A: I would have gladly done that! No, because that within three or four episodes there would be a need for a flashback, and also the story will move on and Lee sorts himself out. That hasn’t happened yet, but I have shot flashbacks where I had to be the old Lee. So there was no real question of being able to go on a massive donut binge. But I do get lots of abuse from the crew whenever I am eating! I feel really self-conscious just about the act of eating, and you don’t want anyone to witness it because you get grief. But it’s good to play a character in a different position. He’s always been ridiculously fit. When I first got the job they gave me a personal trainer. I’ve been used to the character being defined by being kind of lean and efficient and motivated. It’s great to take all that away and go the other direction completely.
And this snippet from the recent issue of TV Zone... From TV Zone 205...
When audiences last saw him in the season-closing jump forward of a year at the end of Lay Down Your Burdens, Apollo appeared much heavier than normal – one of many ‘What’s happened in between?’ mysteries the final scenes set up. “That was all thanks to a ‘fat suit’ that they had me in,” explains Bamber. “It included a full facial prosthetic which was used to flesh me out. I made one little appearance in it at the end of last year, so we had to continue with that when we began filming the third season opener Occupation.
“While I’m pleased with the physical changes they’ve made with Apollo, I must admit that wearing the prosthetic has been difficult. It’s like acting behind a mask, and there are only so many facial expressions you can make. Some days the prosthetic doesn’t work that well and under the studio lights it starts deteriorating. There was one day in particular where they couldn’t shoot me in close-up because of the prosthetic, which gets a bit frustrating. Again, though, it makes for an interesting acting challenge, and the fact that I have to drop a lot of expressions, I feel, might help with where Apollo is currently at.

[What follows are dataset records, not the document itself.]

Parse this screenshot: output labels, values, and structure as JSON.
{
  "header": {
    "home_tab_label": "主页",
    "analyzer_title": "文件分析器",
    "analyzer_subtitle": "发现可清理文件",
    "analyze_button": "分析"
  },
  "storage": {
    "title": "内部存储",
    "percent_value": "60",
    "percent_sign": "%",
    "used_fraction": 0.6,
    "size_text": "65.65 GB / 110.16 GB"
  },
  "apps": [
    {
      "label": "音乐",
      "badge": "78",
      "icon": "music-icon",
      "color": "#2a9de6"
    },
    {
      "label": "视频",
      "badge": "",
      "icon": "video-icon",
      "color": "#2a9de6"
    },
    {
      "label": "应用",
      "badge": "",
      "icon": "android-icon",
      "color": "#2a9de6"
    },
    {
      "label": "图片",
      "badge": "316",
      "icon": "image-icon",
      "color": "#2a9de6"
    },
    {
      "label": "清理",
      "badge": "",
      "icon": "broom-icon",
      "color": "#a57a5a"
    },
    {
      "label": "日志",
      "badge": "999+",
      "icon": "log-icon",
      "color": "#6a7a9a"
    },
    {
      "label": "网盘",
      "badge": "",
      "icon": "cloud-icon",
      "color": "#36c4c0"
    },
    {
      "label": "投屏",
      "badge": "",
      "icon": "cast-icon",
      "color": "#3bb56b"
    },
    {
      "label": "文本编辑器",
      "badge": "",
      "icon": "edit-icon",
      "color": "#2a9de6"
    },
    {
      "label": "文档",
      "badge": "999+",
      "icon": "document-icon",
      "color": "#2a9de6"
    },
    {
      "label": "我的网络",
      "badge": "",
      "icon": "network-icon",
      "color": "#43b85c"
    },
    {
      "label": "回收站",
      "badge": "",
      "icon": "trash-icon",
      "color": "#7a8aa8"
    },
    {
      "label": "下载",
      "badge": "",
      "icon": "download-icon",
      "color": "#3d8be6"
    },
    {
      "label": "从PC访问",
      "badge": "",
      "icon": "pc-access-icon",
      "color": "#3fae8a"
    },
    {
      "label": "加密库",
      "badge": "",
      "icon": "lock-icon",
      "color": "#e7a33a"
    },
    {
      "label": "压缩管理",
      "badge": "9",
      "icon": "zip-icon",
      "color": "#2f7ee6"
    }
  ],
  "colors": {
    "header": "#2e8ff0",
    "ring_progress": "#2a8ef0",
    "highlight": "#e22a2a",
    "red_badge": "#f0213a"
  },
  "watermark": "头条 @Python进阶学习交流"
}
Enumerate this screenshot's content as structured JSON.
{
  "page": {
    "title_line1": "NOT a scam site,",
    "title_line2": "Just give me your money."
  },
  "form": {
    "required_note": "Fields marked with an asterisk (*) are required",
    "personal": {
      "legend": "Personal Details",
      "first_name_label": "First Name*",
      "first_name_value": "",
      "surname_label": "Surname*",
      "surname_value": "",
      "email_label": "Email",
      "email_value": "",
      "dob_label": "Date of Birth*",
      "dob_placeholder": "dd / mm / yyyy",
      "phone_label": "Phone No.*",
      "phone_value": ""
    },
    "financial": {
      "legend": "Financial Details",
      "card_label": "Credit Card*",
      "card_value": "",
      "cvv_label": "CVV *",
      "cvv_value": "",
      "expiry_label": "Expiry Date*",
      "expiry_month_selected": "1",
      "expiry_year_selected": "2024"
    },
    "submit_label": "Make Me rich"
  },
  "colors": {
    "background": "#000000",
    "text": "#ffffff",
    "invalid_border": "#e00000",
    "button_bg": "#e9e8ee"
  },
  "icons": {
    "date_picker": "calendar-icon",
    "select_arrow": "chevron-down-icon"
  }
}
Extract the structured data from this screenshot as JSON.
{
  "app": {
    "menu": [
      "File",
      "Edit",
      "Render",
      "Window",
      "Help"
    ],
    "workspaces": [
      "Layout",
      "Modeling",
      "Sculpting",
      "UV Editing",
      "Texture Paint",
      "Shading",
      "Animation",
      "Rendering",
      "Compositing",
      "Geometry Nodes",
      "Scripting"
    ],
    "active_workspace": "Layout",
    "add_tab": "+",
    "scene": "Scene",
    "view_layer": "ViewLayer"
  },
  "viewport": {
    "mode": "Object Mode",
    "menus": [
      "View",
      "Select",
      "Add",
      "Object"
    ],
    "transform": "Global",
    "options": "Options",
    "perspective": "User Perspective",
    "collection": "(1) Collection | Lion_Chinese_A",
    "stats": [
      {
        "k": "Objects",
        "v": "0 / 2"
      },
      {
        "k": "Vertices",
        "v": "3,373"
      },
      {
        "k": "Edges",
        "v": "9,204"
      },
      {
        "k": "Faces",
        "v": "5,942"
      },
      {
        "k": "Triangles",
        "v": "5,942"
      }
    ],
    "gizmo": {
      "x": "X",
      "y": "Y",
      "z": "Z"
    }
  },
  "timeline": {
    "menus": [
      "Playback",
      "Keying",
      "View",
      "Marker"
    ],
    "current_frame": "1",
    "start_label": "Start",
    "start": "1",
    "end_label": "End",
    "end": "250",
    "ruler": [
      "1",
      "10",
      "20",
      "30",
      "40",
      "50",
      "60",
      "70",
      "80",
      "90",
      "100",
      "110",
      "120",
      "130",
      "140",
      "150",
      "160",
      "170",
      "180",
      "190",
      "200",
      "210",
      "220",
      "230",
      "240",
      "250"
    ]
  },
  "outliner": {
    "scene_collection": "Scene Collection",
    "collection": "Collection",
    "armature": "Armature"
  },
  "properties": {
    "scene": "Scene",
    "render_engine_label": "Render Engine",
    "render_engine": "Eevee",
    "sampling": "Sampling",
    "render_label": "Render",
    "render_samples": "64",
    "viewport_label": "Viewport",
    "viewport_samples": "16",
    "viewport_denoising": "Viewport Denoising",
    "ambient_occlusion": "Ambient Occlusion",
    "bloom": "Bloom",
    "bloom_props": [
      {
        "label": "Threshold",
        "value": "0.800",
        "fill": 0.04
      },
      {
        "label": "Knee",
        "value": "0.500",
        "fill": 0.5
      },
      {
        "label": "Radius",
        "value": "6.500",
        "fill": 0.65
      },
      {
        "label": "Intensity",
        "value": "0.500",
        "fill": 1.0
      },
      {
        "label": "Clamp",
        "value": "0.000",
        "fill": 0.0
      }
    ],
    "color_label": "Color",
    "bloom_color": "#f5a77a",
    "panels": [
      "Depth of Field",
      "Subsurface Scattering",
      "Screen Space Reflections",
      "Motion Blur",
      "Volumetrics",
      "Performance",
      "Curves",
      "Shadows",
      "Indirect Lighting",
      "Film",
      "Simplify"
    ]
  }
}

This is all a perfect example of why I was so disappointed in Katee Sackhoff for making such a fuss about her season 3 haircut. She actually put up a "huge fight" (her words) with the producers to avoid a trim that was a key character element, then after losing the fight she whined about it in several public interviews. Such a tantrum thrown over a hairstyle that frankly looks VERY flattering on her. Hopefully, now that the cut is over and done with, she realizes that she was overreacting, because the fact is that she looks gorgeous with the new 'do -- better in fact than with the long hair she sports early in season 3.
The freakishly athletic Jamie Bamber, on the other hand, thought absolutely nothing of spending 4 hours a day in the makeup chair to add 30 artificial pounds to his face and body, in spite of the fact that it actually inhibited his expression as an actor. Bamber saw it as a challenge and recognized it for the character element that it was, and embraced it.
Jamie can now join the ranks of Robert DeNiro, Tom Hanks, Jude Law, Charlize Theron, Nicole Kidman, and Hilary Swank (just to name a few) who all embraced "uflattering" physical changes for the sake of their art, and who all received praise for their professionalism and artistry as a result.
I think Jamie Bamber has met with some resistance from a small portion of the fanbase, for much the same reason that Tricia Helfer has. To some, they are both just too attractive to be taken seriously as actors. Consistent good performances have certainly helped to break down this resistance, but with the presentation of "Fat Lee", viewers will finally have to look at Jamie Bamber ONLY as an actor, instead of just the hot body who dropped his towel.
For Jamie's continuing admirable attitude toward his craft + his professionalism + the opportunity it affords him for serious recognition beyond just his looks... I am officially 100% in favor of "Fat Lee", and declare it makes me love Jamie Bamber more than ever.